De futuro, no caso da hepatite C, se continuarmos a aumentar o número de tratamentos, e sendo que existem cada vez menos doentes, vamos assistir a uma inversão da prevalência da doença na população, o que indica que estamos no bom caminho.
“O grande problema não está no tratamento, mas naquilo que está a montante.”
Acredita que deve haver um envolvimento mais ativo por parte do Governo no que diz respeito à definição e implementação de mais indicadores e rastreios adaptados às necessidades das várias hepatites?
É a tutela que define as linhas orientadoras em Portugal, pelo que acredito que sim. O grande problema reside na organização e na definição de estratégias. Assim, o Governo podia providenciar uma ajuda mais positiva no sentido de melhorar a organização entre todas as estruturas, não só governamentais, como não governamentais.
Existem inúmeras instituições não governamentais que trabalham nesta área, com um papel importantíssimo, mas sozinhas não conseguem fazer tudo. É necessário que o Governo se alie a estas estratégias de forma a conseguirmos atingir o objetivo final da OMS, que é a erradicação das hepatites até 2030. Só com uma dinâmica partilhada e com uma organização mais eficiente é que lá conseguiremos chegar.
Quais são as expectativas futuras para o controlo das hepatites em Portugal?

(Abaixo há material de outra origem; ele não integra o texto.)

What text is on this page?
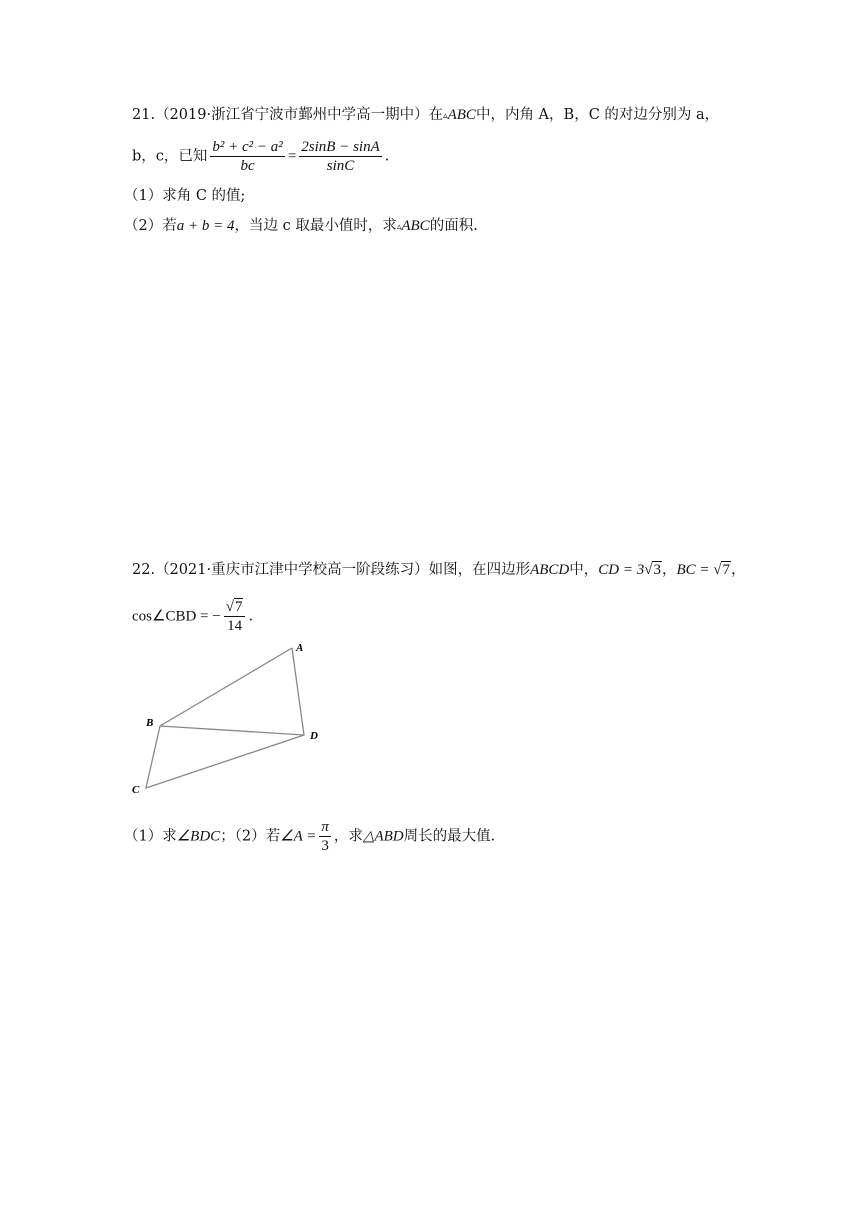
21.（2019·浙江省宁波市鄞州中学高一期中）在▵ABC中，内角 A，B，C 的对边分别为 a，
b，c，已知 $\frac{\text{b² + c² − a²}}{bc} = \frac{2\sin B - \sin A}{\sin C}$ .
（1）求角 C 的值;
（2）若a + b = 4，当边 c 取最小值时，求▵ABC的面积.
22.（2021·重庆市江津中学校高一阶段练习）如图，在四边形ABCD中，CD = 3√3，BC = √7，
cos∠CBD = − $\frac{√7}{14}$ .
A
B
C
D
（1）求∠BDC；（2）若∠A = $\frac{\pi}{3}$ ，求△ABD周长的最大值.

Sou um otimista e penso que as expectativas que temos em termos de controlo de infeção não podem deixar de ser positivas. No entanto, podemos fazer mais. A implementação de um teste universal, feito pelo menos uma vez na vida a todas as pessoas, é fundamental. Em qualquer momento da nossa vida pode ter surgido algum episódio que, eventualmente, possa ter desencadeado uma transmissão sem conhecimento.

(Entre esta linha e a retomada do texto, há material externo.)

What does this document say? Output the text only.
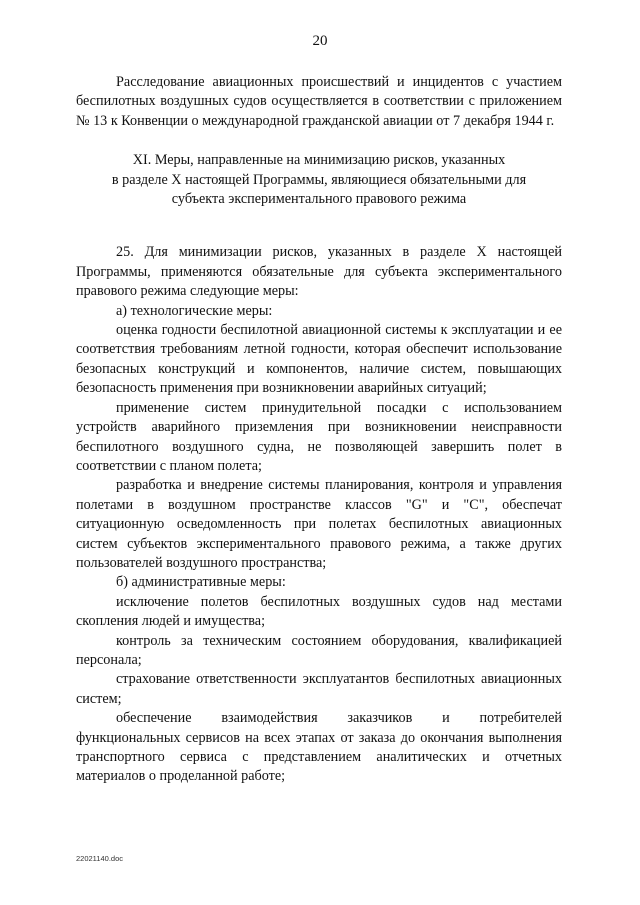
20

Расследование авиационных происшествий и инцидентов с участием беспилотных воздушных судов осуществляется в соответствии с приложением № 13 к Конвенции о международной гражданской авиации от 7 декабря 1944 г.

XI. Меры, направленные на минимизацию рисков, указанных
в разделе X настоящей Программы, являющиеся обязательными для
субъекта экспериментального правового режима

25. Для минимизации рисков, указанных в разделе X настоящей Программы, применяются обязательные для субъекта экспериментального правового режима следующие меры:

а) технологические меры:

оценка годности беспилотной авиационной системы к эксплуатации и ее соответствия требованиям летной годности, которая обеспечит использование безопасных конструкций и компонентов, наличие систем, повышающих безопасность применения при возникновении аварийных ситуаций;

применение систем принудительной посадки с использованием устройств аварийного приземления при возникновении неисправности беспилотного воздушного судна, не позволяющей завершить полет в соответствии с планом полета;

разработка и внедрение системы планирования, контроля и управления полетами в воздушном пространстве классов "G" и "C", обеспечат ситуационную осведомленность при полетах беспилотных авиационных систем субъектов экспериментального правового режима, а также других пользователей воздушного пространства;

б) административные меры:

исключение полетов беспилотных воздушных судов над местами скопления людей и имущества;

контроль за техническим состоянием оборудования, квалификацией персонала;

страхование ответственности эксплуатантов беспилотных авиационных систем;

обеспечение взаимодействия заказчиков и потребителей функциональных сервисов на всех этапах от заказа до окончания выполнения транспортного сервиса с представлением аналитических и отчетных материалов о проделанной работе;

22021140.doc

Além disso, é muito importante manter a dinâmica das estratégias de micro-eliminação, vocacionadas para grupos de risco mais restritos, com a ajuda das organizações não governamentais.
Relativamente à hepatite C, devemos melhorar ainda mais a disponibilidade da medicação para o tratamento, retirando toda a burocracia que ainda existe no acesso, e conseguir que o tratamento chegue ao doente de uma forma mais rápida.